Because a majority of their seven losses during that stretch have been blowouts, the analytical numbers are ugly. The team ranks 14th in offensive rating (points scored per possession) and 21st in defensive rating (points allowed per possession) since February 1. They are 17th in defensive rebounding percentage and 21st in offensive rebounding percentage. They are 18th in three-point shooting percentage, 21st in assists per game, 24th in turnovers per game and thus 24th in assist-to-turnover ratio. 

Put bluntly, the Wolves are running out of time to establish even a small semblance of the kind of traction and positive momentum they envisioned for themselves back in October. They have fallen to 6th place in the West, just a game-and-a-half ahead of the Suns for the final guaranteed playoff spot (avoiding the play-in), with the Suns owning the tie-breaker should it come to that. 

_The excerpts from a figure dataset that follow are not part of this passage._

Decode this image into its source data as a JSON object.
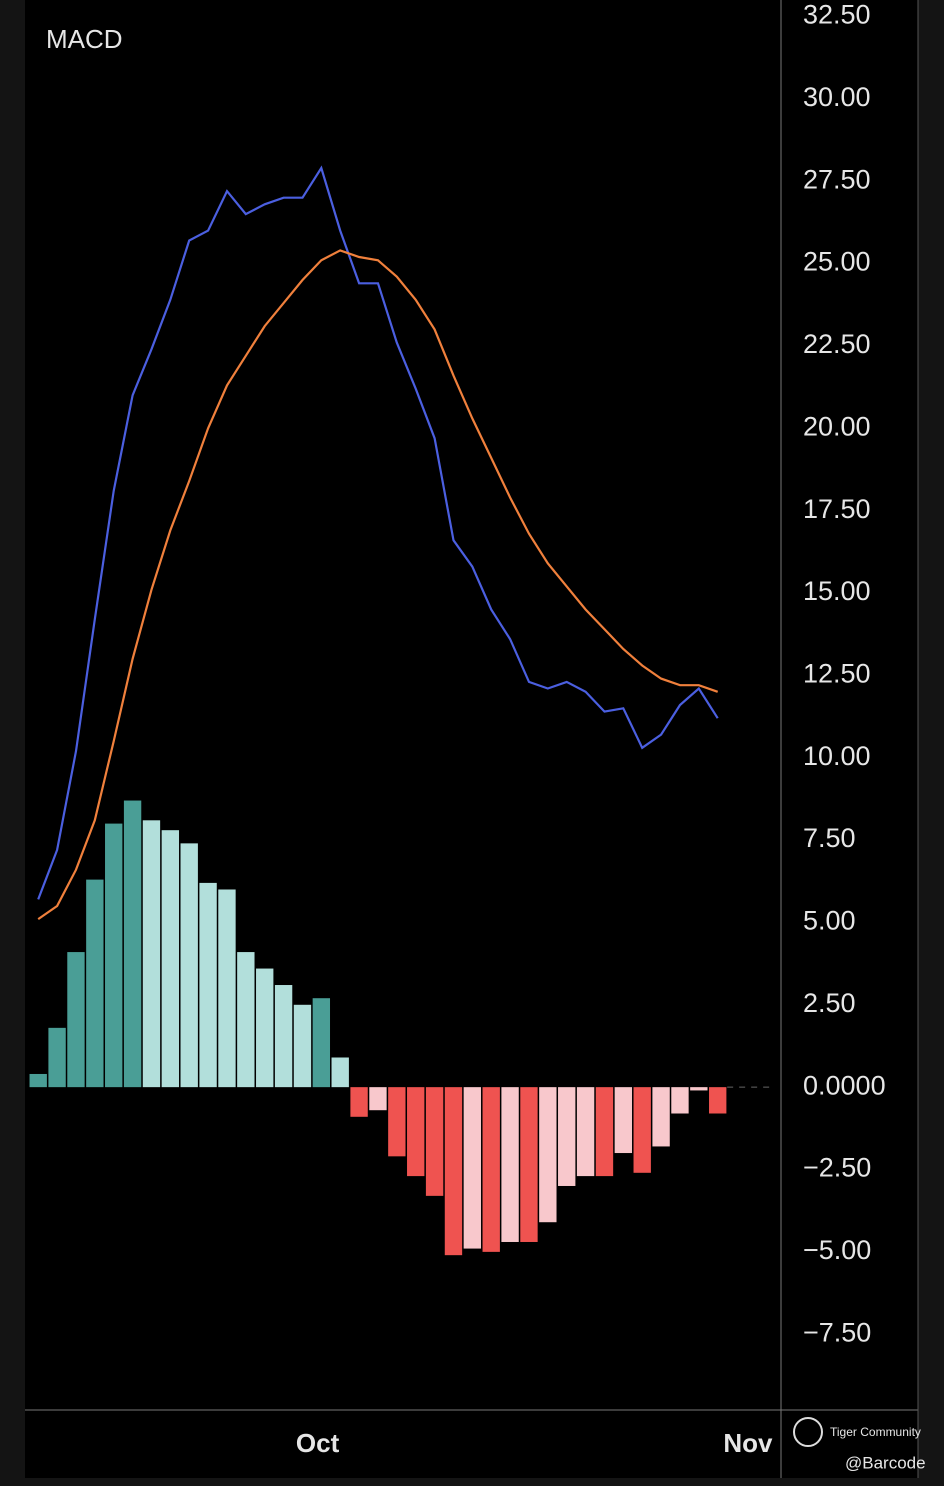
{
  "chart_data": {
    "type": "macd",
    "title": "MACD",
    "xlim": [
      -0.7,
      39.3
    ],
    "xticks": [
      {
        "value": 14.8,
        "label": "Oct"
      },
      {
        "value": 37.6,
        "label": "Nov"
      }
    ],
    "ylim": [
      -9.8,
      33.0
    ],
    "yticks": [
      {
        "value": 32.5,
        "label": "32.50"
      },
      {
        "value": 30,
        "label": "30.00"
      },
      {
        "value": 27.5,
        "label": "27.50"
      },
      {
        "value": 25,
        "label": "25.00"
      },
      {
        "value": 22.5,
        "label": "22.50"
      },
      {
        "value": 20,
        "label": "20.00"
      },
      {
        "value": 17.5,
        "label": "17.50"
      },
      {
        "value": 15,
        "label": "15.00"
      },
      {
        "value": 12.5,
        "label": "12.50"
      },
      {
        "value": 10,
        "label": "10.00"
      },
      {
        "value": 7.5,
        "label": "7.50"
      },
      {
        "value": 5,
        "label": "5.00"
      },
      {
        "value": 2.5,
        "label": "2.50"
      },
      {
        "value": 0,
        "label": "0.0000"
      },
      {
        "value": -2.5,
        "label": "−2.50"
      },
      {
        "value": -5,
        "label": "−5.00"
      },
      {
        "value": -7.5,
        "label": "−7.50"
      }
    ],
    "histogram": {
      "values": [
        0.4,
        1.8,
        4.1,
        6.3,
        8.0,
        8.7,
        8.1,
        7.8,
        7.4,
        6.2,
        6.0,
        4.1,
        3.6,
        3.1,
        2.5,
        2.7,
        0.9,
        -0.9,
        -0.7,
        -2.1,
        -2.7,
        -3.3,
        -5.1,
        -4.9,
        -5.0,
        -4.7,
        -4.7,
        -4.1,
        -3.0,
        -2.7,
        -2.7,
        -2.0,
        -2.6,
        -1.8,
        -0.8,
        -0.1,
        -0.8
      ],
      "colors": [
        "#4a9e96",
        "#4a9e96",
        "#4a9e96",
        "#4a9e96",
        "#4a9e96",
        "#4a9e96",
        "#b2dfdb",
        "#b2dfdb",
        "#b2dfdb",
        "#b2dfdb",
        "#b2dfdb",
        "#b2dfdb",
        "#b2dfdb",
        "#b2dfdb",
        "#b2dfdb",
        "#4a9e96",
        "#b2dfdb",
        "#ef5350",
        "#f8c8cc",
        "#ef5350",
        "#ef5350",
        "#ef5350",
        "#ef5350",
        "#f8c8cc",
        "#ef5350",
        "#f8c8cc",
        "#ef5350",
        "#f8c8cc",
        "#f8c8cc",
        "#f8c8cc",
        "#ef5350",
        "#f8c8cc",
        "#ef5350",
        "#f8c8cc",
        "#f8c8cc",
        "#f8c8cc",
        "#ef5350"
      ]
    },
    "series": [
      {
        "color": "#4b5fe0",
        "values": [
          5.7,
          7.2,
          10.2,
          14.2,
          18.1,
          21.0,
          22.4,
          23.9,
          25.7,
          26.0,
          27.2,
          26.5,
          26.8,
          27.0,
          27.0,
          27.9,
          26.0,
          24.4,
          24.4,
          22.6,
          21.2,
          19.7,
          16.6,
          15.8,
          14.5,
          13.6,
          12.3,
          12.1,
          12.3,
          12.0,
          11.4,
          11.5,
          10.3,
          10.7,
          11.6,
          12.1,
          11.2
        ]
      },
      {
        "color": "#f0803c",
        "values": [
          5.1,
          5.5,
          6.6,
          8.1,
          10.5,
          13.0,
          15.1,
          16.9,
          18.4,
          20.0,
          21.3,
          22.2,
          23.1,
          23.8,
          24.5,
          25.1,
          25.4,
          25.2,
          25.1,
          24.6,
          23.9,
          23.0,
          21.6,
          20.3,
          19.1,
          17.9,
          16.8,
          15.9,
          15.2,
          14.5,
          13.9,
          13.3,
          12.8,
          12.4,
          12.2,
          12.2,
          12.0
        ]
      }
    ]
  },
  "watermark": {
    "brand": "Tiger Community",
    "user": "@Barcode"
  }
}
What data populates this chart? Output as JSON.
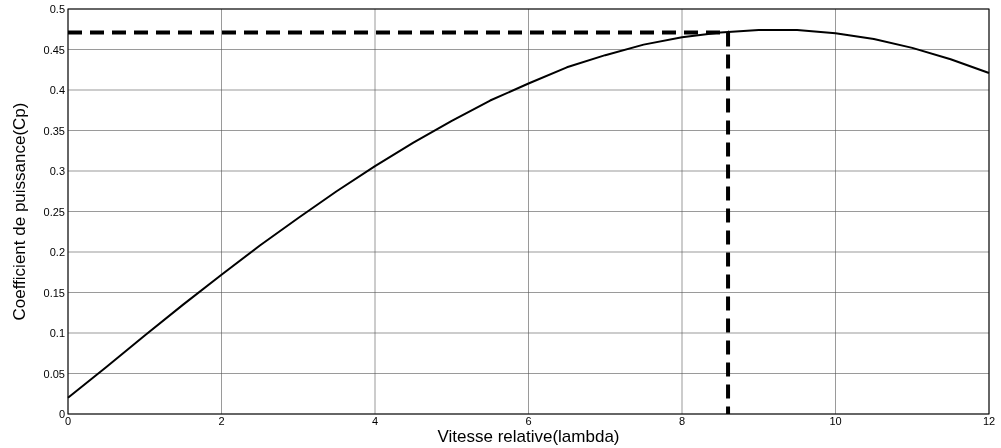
{
  "chart_data": {
    "type": "line",
    "xlabel": "Vitesse relative(lambda)",
    "ylabel": "Coefficient de puissance(Cp)",
    "xlim": [
      0,
      12
    ],
    "ylim": [
      0,
      0.5
    ],
    "xticks": [
      0,
      2,
      4,
      6,
      8,
      10,
      12
    ],
    "yticks": [
      0,
      0.05,
      0.1,
      0.15,
      0.2,
      0.25,
      0.3,
      0.35,
      0.4,
      0.45,
      0.5
    ],
    "grid": true,
    "marker": "none",
    "series": [
      {
        "color": "#000000",
        "line_style": "solid",
        "x": [
          0,
          0.5,
          1,
          1.5,
          2,
          2.5,
          3,
          3.5,
          4,
          4.5,
          5,
          5.5,
          6,
          6.5,
          7,
          7.5,
          8,
          8.5,
          9,
          9.5,
          10,
          10.5,
          11,
          11.5,
          12
        ],
        "values": [
          0.02,
          0.058,
          0.097,
          0.135,
          0.172,
          0.208,
          0.242,
          0.275,
          0.306,
          0.335,
          0.362,
          0.387,
          0.408,
          0.428,
          0.443,
          0.456,
          0.465,
          0.471,
          0.474,
          0.474,
          0.47,
          0.463,
          0.452,
          0.438,
          0.421
        ]
      },
      {
        "color": "#000000",
        "line_style": "dashed",
        "x": [
          0,
          8.6,
          8.6
        ],
        "values": [
          0.471,
          0.471,
          0
        ]
      }
    ]
  }
}
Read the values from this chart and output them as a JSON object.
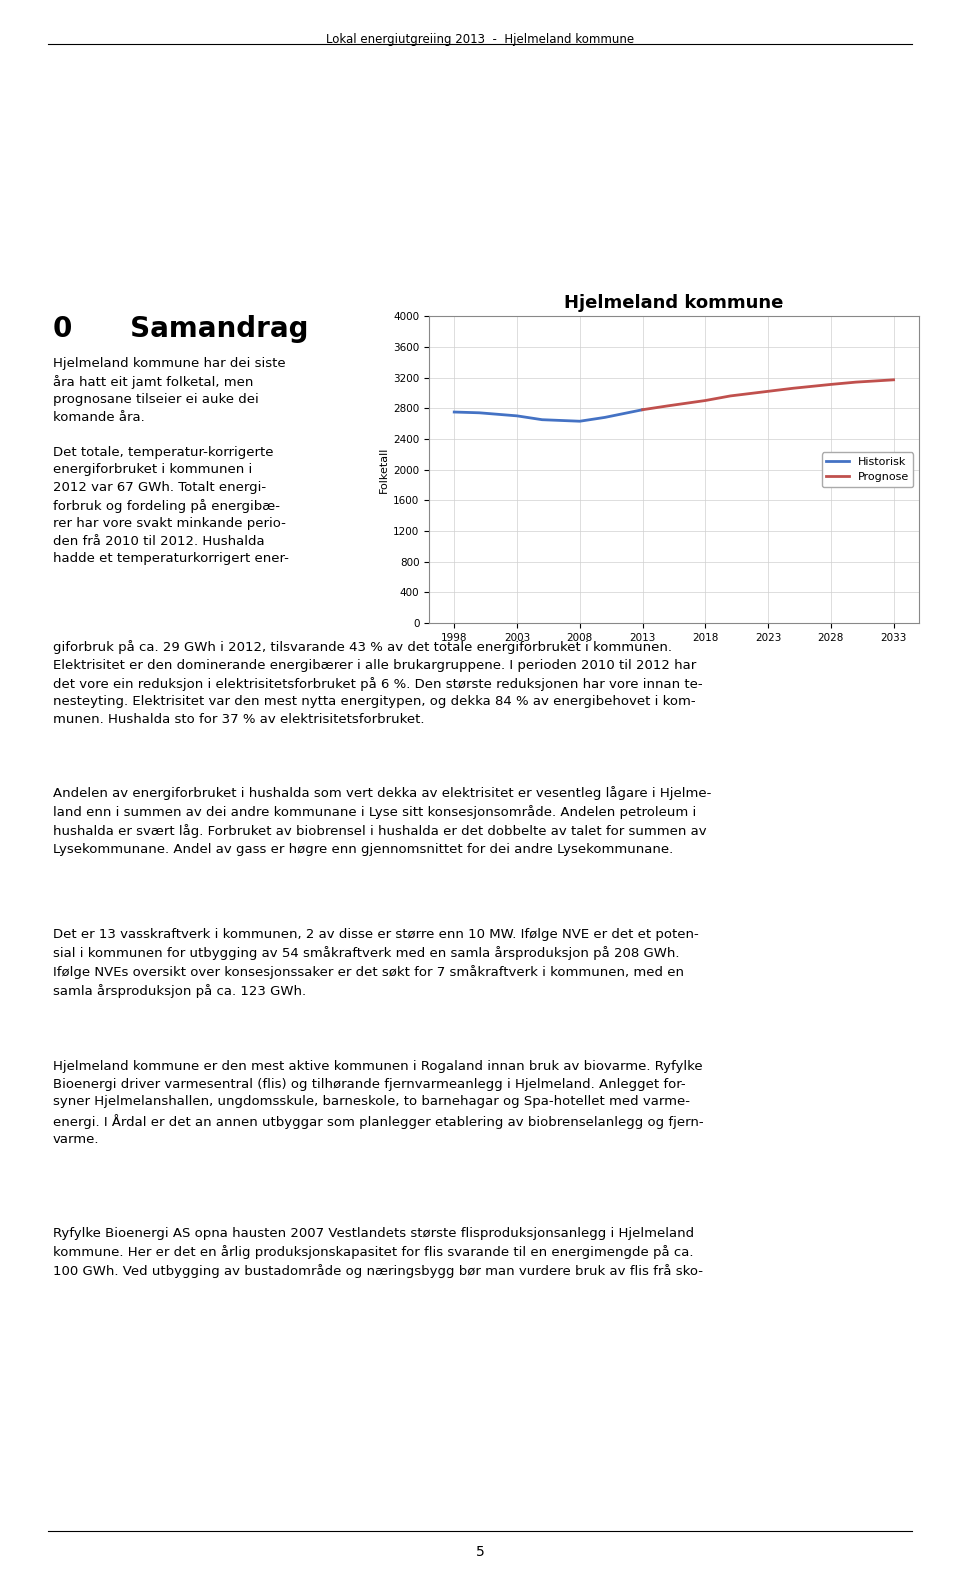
{
  "title": "Hjelmeland kommune",
  "ylabel": "Folketall",
  "ylim": [
    0,
    4000
  ],
  "yticks": [
    0,
    400,
    800,
    1200,
    1600,
    2000,
    2400,
    2800,
    3200,
    3600,
    4000
  ],
  "historisk_x": [
    1998,
    2000,
    2003,
    2005,
    2008,
    2010,
    2013
  ],
  "historisk_y": [
    2750,
    2740,
    2700,
    2650,
    2630,
    2680,
    2780
  ],
  "prognose_x": [
    2013,
    2015,
    2018,
    2020,
    2023,
    2025,
    2028,
    2030,
    2033
  ],
  "prognose_y": [
    2780,
    2830,
    2900,
    2960,
    3020,
    3060,
    3110,
    3140,
    3170
  ],
  "historisk_color": "#4472C4",
  "prognose_color": "#C0504D",
  "xticks": [
    1998,
    2003,
    2008,
    2013,
    2018,
    2023,
    2028,
    2033
  ],
  "legend_historisk": "Historisk",
  "legend_prognose": "Prognose",
  "chart_title_fontsize": 13,
  "axis_label_fontsize": 8,
  "tick_fontsize": 7.5,
  "legend_fontsize": 8,
  "line_width": 2.0,
  "background_color": "#ffffff",
  "grid_color": "#d0d0d0",
  "page_title": "Lokal energiutgreiing 2013  -  Hjelmeland kommune",
  "page_number": "5",
  "heading": "0      Samandrag",
  "left_col_text_lines": [
    "Hjelmeland kommune har dei siste",
    "åra hatt eit jamt folketal, men",
    "prognosane tilseier ei auke dei",
    "komande åra.",
    "",
    "Det totale, temperatur-korrigerte",
    "energiforbruket i kommunen i",
    "2012 var 67 GWh. Totalt energi-",
    "forbruk og fordeling på energibæ-",
    "rer har vore svakt minkande perio-",
    "den frå 2010 til 2012. Hushalda",
    "hadde et temperaturkorrigert ener-"
  ],
  "para1": "giforbruk på ca. 29 GWh i 2012, tilsvarande 43 % av det totale energiforbruket i kommunen. Elektrisitet er den dominerande energibærer i alle brukargruppene. I perioden 2010 til 2012 har det vore ein reduksjon i elektrisitetsforbruket på 6 %. Den største reduksjonen har vore innan tenesteyting. Elektrisitet var den mest nytta energitypen, og dekka 84 % av energibehovet i kommunen. Hushalda sto for 37 % av elektrisitetsforbruket.",
  "para2": "Andelen av energiforbruket i hushalda som vert dekka av elektrisitet er vesentleg lågare i Hjelmeland enn i summen av dei andre kommunane i Lyse sitt konsesjonsområde. Andelen petroleum i hushalda er svært låg. Forbruket av biobrensel i hushalda er det dobbelte av talet for summen av Lysekommunane. Andel av gass er høgre enn gjennomsnittet for dei andre Lysekommunane.",
  "para3": "Det er 13 vasskraftverk i kommunen, 2 av disse er større enn 10 MW. Iflølge NVE er det et potensial i kommunen for utbygging av 54 småkraftverk med en samla årsproduksjon på 208 GWh. Iflølge NVEs oversikt over konsesjonssaker er det søkt for 7 småkraftverk i kommunen, med en samla årsproduksjon på ca. 123 GWh.",
  "para4": "Hjelmeland kommune er den mest aktive kommunen i Rogaland innan bruk av biovarme. Ryfylke Bioenergi driver varmesentral (flis) og tilhørande fjernvarmeanlegg i Hjelmeland. Anlegget forsyner Hjelmelanshallen, ungdomsskule, barneskole, to barnehagar og Spa-hotellet med varmeenergi. I Årdal er det an annen utbyggar som planlegger etablering av biobrenselanlegg og fjernvarme.",
  "para5": "Ryfylke Bioenergi AS opna hausten 2007 Vestlandets største flisproduksjonsanlegg i Hjelmeland kommune. Her er det en årlig produksjonskapasitet for flis svarande til en energimengde på ca. 100 GWh. Ved utbygging av bustadommråde og næringsbygg bør man vurdere bruk av flis frå sko-"
}
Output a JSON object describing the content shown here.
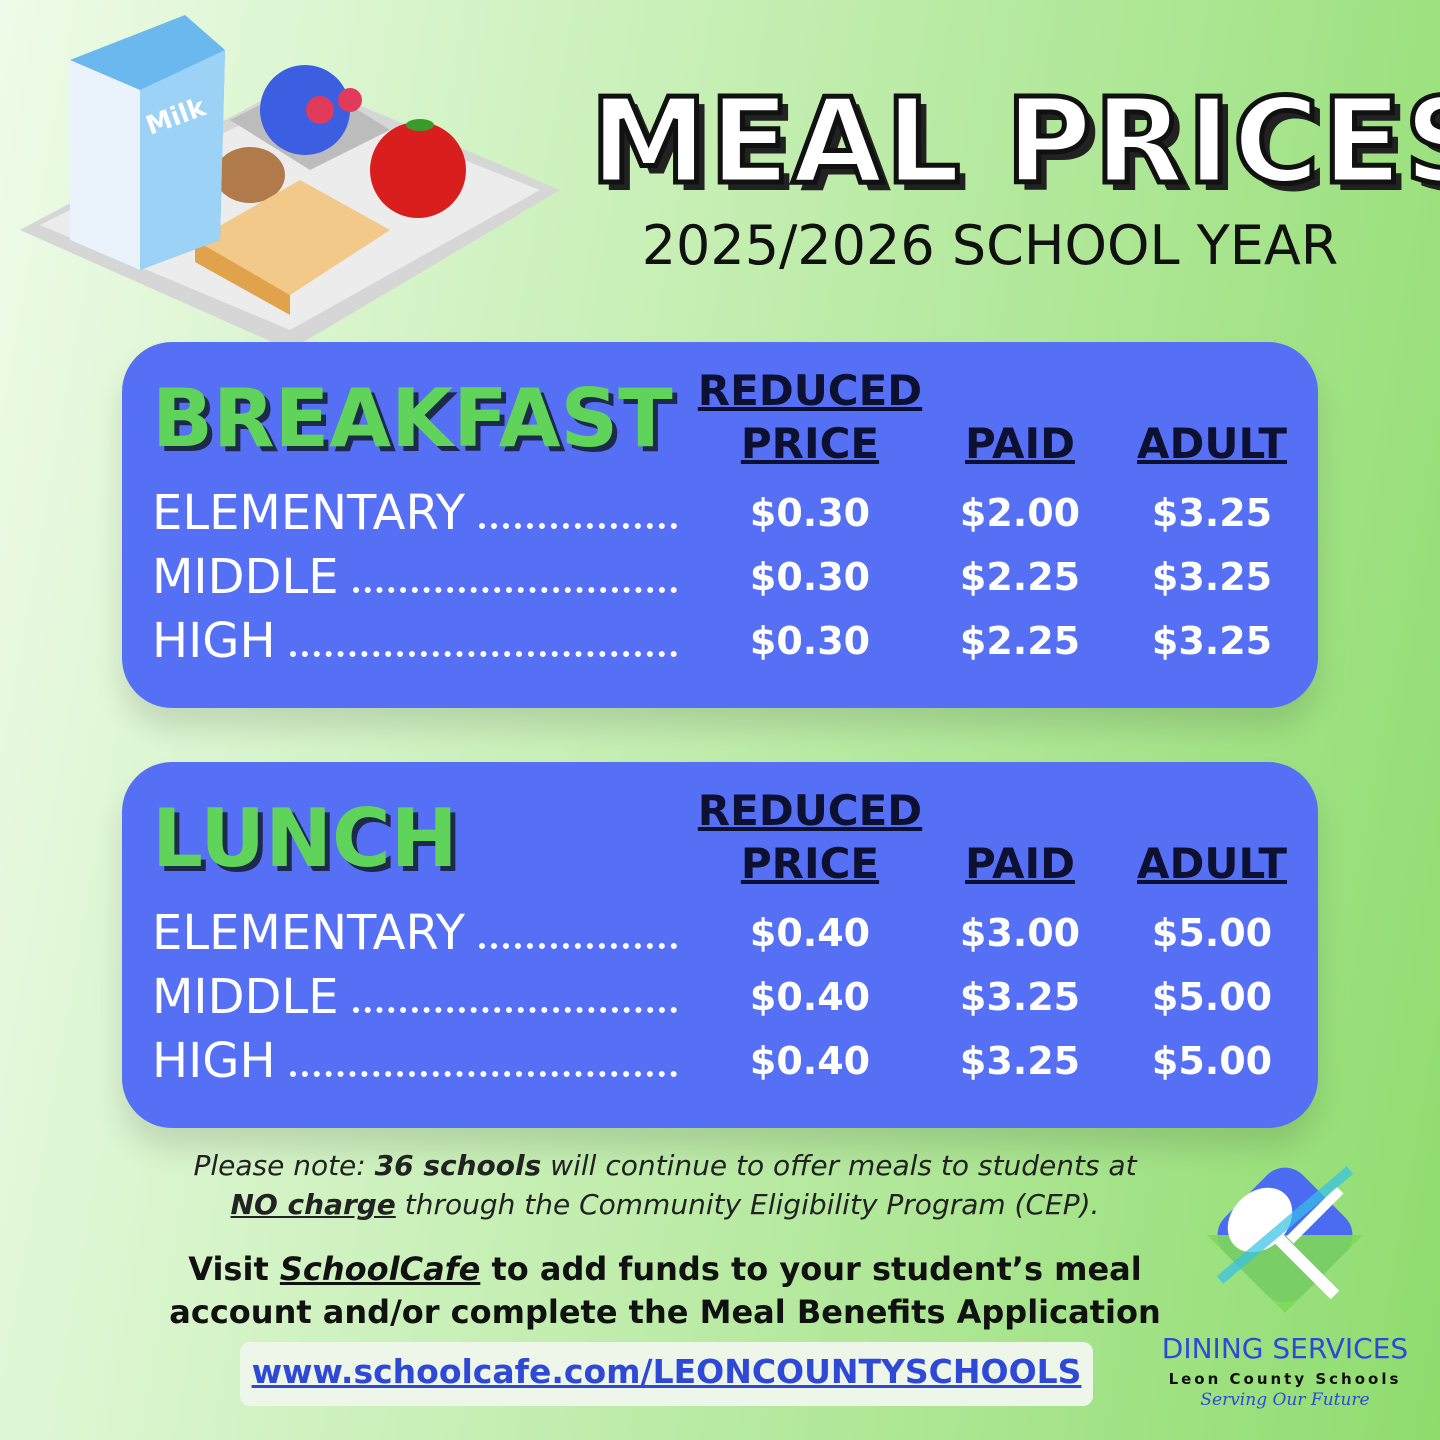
{
  "header": {
    "title": "MEAL PRICES",
    "subtitle": "2025/2026 SCHOOL YEAR"
  },
  "tables": [
    {
      "title": "BREAKFAST",
      "columns": [
        "REDUCED PRICE",
        "PAID",
        "ADULT"
      ],
      "rows": [
        {
          "label": "ELEMENTARY",
          "values": [
            "$0.30",
            "$2.00",
            "$3.25"
          ]
        },
        {
          "label": "MIDDLE",
          "values": [
            "$0.30",
            "$2.25",
            "$3.25"
          ]
        },
        {
          "label": "HIGH",
          "values": [
            "$0.30",
            "$2.25",
            "$3.25"
          ]
        }
      ]
    },
    {
      "title": "LUNCH",
      "columns": [
        "REDUCED PRICE",
        "PAID",
        "ADULT"
      ],
      "rows": [
        {
          "label": "ELEMENTARY",
          "values": [
            "$0.40",
            "$3.00",
            "$5.00"
          ]
        },
        {
          "label": "MIDDLE",
          "values": [
            "$0.40",
            "$3.25",
            "$5.00"
          ]
        },
        {
          "label": "HIGH",
          "values": [
            "$0.40",
            "$3.25",
            "$5.00"
          ]
        }
      ]
    }
  ],
  "note": {
    "parts": [
      "Please note: ",
      "36 schools",
      " will continue to offer meals to students at ",
      "NO charge",
      " through the Community Eligibility Program (CEP)."
    ]
  },
  "visit": {
    "parts": [
      "Visit ",
      "SchoolCafe",
      " to add funds to your student’s meal account and/or complete the Meal Benefits Application"
    ]
  },
  "url": "www.schoolcafe.com/LEONCOUNTYSCHOOLS",
  "logo": {
    "name": "DINING SERVICES",
    "org": "Leon County Schools",
    "tagline": "Serving Our Future"
  }
}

Can they rally? Absolutely. The talent is still there, the ongoing incorporation of Ayo and SloMo will continue and a more competitive schedule may rouse their interest and intensity to a level not always present against lesser opponents. But every time the seesaw thuds back down, the odds rise against a genuine resurrection and the more sustaining the team’s vices become instead of their virtues. 

Orlando and the two Los Angeles teams preyed on those vices with increasing ferocity during the debacle of contests last week. Defenses have learned to pressure the Wolves playmakers, Ant and Randle, with double-teams and gap-filling helpers, stifling isolation plays and stagnating easy ball movement. Gobert is too often a screen-setting ornament on offense and an overburdened bulwark on defense. 

It is becoming obvious that Finch needs to exercise more than soft power to compel his leaders to lead. Ant and Randle need to make quicker decisions on offense and demonstrate more concerted effort on defense. The numbers indicate that heavier reliance on both playmakers is detrimental to offensive efficiency. The numbers and the eye test tell us that their care factor on defense has been deficient for too long and requires greater accountability. 

Leaning into positive, tried-and-true habits like pushing the pace after turnovers and defensive rebounds, and emphasizing quick decision-making to stimulate ball movement and movement without the ball, will foster better breadth and teamwork in the offense and establish more of the “fly-around” mentality that has been a boon to a more opportunistic defense. My eye test bias is that three-point shooting is better executed out of player- and ball-movement rather than kick-outs out of stagnant isolation possessions. 

More than Ant and Randle need to get better. Naz Reid followed a sterling January with 27.1% shooting from three-point range since February 1, along with an 11-for-21 performance at the free throw line, requiring improvement in both frequency  and accuracy, especially since his two-point bag of tricks remains deep and relatively successful. Jaden McDaniels needs to keep his frustration in check and channel that aggression back into more active playmaking—he remains one of the better interior passers on the roster. 

Sixteen games remain, beginning Friday night on the road against and injury-ravaged Golden State Warriors team, followed by a nationally televised matchup with the Thunder Sunday afternoon, a regular season reprise of last year’s conference finals. Four other games involve a pair apiece against two of the most rugged squads in the NBA, the Detroit Pistons and the Houston Rockets. 

I have little doubt that the Wolves will truncate their current freefall very soon. They generally have had the skills and the confidence to respond well to challenges. No, as we enter this final month of the 2025-26 season, the issue has been how rarely they have really challenged themselves.